DAVID BRITTON
David currently works as an entomologist in the area of plant health surveillance, based in Cairns with the Northern Australia Quarantine Strategy (Department of Agriculture, Water and the Environment). He has been an entomologist for as long as he can remember and has diverse experience and interests which has covered physiology, behaviour, chemical and nutritional ecology, community ecology, conservation biology, insect life-histories, pest surveillance and monitoring, and management of pest insects. Much of this work has included Lepidoptera as the group of interest.

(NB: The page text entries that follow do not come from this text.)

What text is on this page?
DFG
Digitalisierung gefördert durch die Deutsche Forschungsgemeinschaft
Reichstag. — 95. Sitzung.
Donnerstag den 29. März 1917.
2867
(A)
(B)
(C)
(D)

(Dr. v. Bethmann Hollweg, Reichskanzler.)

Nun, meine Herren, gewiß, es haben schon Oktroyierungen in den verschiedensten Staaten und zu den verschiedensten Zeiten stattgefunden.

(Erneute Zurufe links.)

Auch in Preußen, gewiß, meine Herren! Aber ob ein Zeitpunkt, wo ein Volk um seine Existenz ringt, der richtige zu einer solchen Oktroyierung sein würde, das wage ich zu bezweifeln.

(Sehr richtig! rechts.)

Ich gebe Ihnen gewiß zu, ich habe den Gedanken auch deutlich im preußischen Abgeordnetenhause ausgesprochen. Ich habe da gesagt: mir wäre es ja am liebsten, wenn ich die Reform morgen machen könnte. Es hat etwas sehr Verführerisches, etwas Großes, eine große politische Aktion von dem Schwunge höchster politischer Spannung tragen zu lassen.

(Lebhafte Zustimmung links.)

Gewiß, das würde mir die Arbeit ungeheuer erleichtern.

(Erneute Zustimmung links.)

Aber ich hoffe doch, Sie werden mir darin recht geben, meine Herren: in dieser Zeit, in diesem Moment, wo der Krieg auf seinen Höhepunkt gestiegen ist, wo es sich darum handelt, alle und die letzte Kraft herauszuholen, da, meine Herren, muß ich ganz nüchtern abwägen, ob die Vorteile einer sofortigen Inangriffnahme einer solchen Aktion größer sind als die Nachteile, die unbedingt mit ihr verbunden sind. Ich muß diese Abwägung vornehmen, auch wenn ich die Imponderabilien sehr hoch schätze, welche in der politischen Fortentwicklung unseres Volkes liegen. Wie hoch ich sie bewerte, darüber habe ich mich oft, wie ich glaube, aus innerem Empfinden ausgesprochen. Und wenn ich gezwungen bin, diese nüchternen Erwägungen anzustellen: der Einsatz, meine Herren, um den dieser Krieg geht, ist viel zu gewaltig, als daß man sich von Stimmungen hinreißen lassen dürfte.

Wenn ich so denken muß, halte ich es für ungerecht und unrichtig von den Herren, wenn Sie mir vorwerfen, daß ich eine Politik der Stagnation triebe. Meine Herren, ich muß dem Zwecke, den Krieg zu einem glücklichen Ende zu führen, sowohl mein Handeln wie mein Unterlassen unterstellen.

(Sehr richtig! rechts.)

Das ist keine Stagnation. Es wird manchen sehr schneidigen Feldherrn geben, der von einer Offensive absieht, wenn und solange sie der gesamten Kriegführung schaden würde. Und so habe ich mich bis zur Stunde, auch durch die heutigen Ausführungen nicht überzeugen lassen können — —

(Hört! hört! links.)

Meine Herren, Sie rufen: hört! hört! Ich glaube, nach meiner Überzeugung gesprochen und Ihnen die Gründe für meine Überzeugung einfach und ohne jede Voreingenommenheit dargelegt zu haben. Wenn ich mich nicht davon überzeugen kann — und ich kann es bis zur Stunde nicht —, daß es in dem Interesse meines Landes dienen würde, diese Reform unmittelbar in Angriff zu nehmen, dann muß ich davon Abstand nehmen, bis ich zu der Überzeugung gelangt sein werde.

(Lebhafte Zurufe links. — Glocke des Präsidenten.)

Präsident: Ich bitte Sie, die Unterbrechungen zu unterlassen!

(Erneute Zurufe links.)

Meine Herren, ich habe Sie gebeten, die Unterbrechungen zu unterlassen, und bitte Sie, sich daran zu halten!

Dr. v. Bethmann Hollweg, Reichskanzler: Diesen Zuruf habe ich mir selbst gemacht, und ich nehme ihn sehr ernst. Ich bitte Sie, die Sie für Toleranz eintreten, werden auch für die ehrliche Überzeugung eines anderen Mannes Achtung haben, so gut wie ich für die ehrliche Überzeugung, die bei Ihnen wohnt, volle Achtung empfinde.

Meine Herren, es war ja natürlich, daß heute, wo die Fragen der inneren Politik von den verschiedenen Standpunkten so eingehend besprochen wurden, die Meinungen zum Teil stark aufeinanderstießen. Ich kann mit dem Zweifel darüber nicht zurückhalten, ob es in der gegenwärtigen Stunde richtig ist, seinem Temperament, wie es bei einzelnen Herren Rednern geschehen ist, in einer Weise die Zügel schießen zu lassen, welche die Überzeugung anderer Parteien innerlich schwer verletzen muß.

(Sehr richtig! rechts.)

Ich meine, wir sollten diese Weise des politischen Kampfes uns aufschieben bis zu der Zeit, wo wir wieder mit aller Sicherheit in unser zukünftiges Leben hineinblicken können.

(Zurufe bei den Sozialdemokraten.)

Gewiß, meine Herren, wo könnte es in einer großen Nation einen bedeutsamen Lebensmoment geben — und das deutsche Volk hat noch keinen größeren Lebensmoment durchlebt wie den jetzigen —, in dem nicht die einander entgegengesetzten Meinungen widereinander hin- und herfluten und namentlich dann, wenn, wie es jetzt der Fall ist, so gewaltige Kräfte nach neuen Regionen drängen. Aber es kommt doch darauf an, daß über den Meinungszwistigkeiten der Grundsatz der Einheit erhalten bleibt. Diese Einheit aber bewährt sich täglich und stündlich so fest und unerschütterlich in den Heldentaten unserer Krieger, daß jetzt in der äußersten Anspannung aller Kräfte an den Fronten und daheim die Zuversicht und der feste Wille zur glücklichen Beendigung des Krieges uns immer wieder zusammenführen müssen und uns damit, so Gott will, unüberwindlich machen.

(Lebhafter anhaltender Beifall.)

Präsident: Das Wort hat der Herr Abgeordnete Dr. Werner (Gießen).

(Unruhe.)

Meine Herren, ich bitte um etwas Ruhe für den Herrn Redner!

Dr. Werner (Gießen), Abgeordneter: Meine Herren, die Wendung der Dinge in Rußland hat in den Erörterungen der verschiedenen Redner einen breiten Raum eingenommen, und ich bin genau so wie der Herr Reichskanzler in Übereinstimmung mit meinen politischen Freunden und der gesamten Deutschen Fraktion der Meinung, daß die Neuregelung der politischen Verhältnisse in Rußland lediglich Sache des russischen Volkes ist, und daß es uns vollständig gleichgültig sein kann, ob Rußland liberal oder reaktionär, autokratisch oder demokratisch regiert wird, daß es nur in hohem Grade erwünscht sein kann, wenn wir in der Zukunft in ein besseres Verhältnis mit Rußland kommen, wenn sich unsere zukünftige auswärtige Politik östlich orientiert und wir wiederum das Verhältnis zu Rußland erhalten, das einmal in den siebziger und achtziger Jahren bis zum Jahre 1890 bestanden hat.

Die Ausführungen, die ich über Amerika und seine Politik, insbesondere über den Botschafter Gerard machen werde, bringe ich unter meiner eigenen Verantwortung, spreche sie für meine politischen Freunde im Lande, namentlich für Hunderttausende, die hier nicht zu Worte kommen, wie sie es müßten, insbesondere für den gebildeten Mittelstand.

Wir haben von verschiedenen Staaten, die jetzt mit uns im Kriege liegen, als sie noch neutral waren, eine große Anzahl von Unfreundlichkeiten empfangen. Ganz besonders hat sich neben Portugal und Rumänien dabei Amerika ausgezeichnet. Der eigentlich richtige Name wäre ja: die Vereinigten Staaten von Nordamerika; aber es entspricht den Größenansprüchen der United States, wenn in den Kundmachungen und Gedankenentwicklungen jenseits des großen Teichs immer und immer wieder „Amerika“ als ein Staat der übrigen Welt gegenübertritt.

His education included a series of degrees from University of Melbourne, La Trobe University, and the University of New England before he quite sensibly decided to part ways with the university system and get an actual job. This job was a long stint as entomology collection manager at the Australian Museum, and a shorter stint as the manager of the natural history collections at the Museum. He then decided on a change of scenery, heading north to his current location to work in a more tropical environment. David amassed a private collection from around 1988 to 2015 of over 10,000 specimens, primarily Lepidoptera from south-eastern Australia, but also moths and butterflies from South Africa, Arizona and Papua New Guinea.
This has been donated to the Australian Museum. While not claiming to have any major expertise with any group of Lepidoptera or indeed other groups of insects, he does have a fondness for the Lithosiini and a very broad knowledge of entomology in general.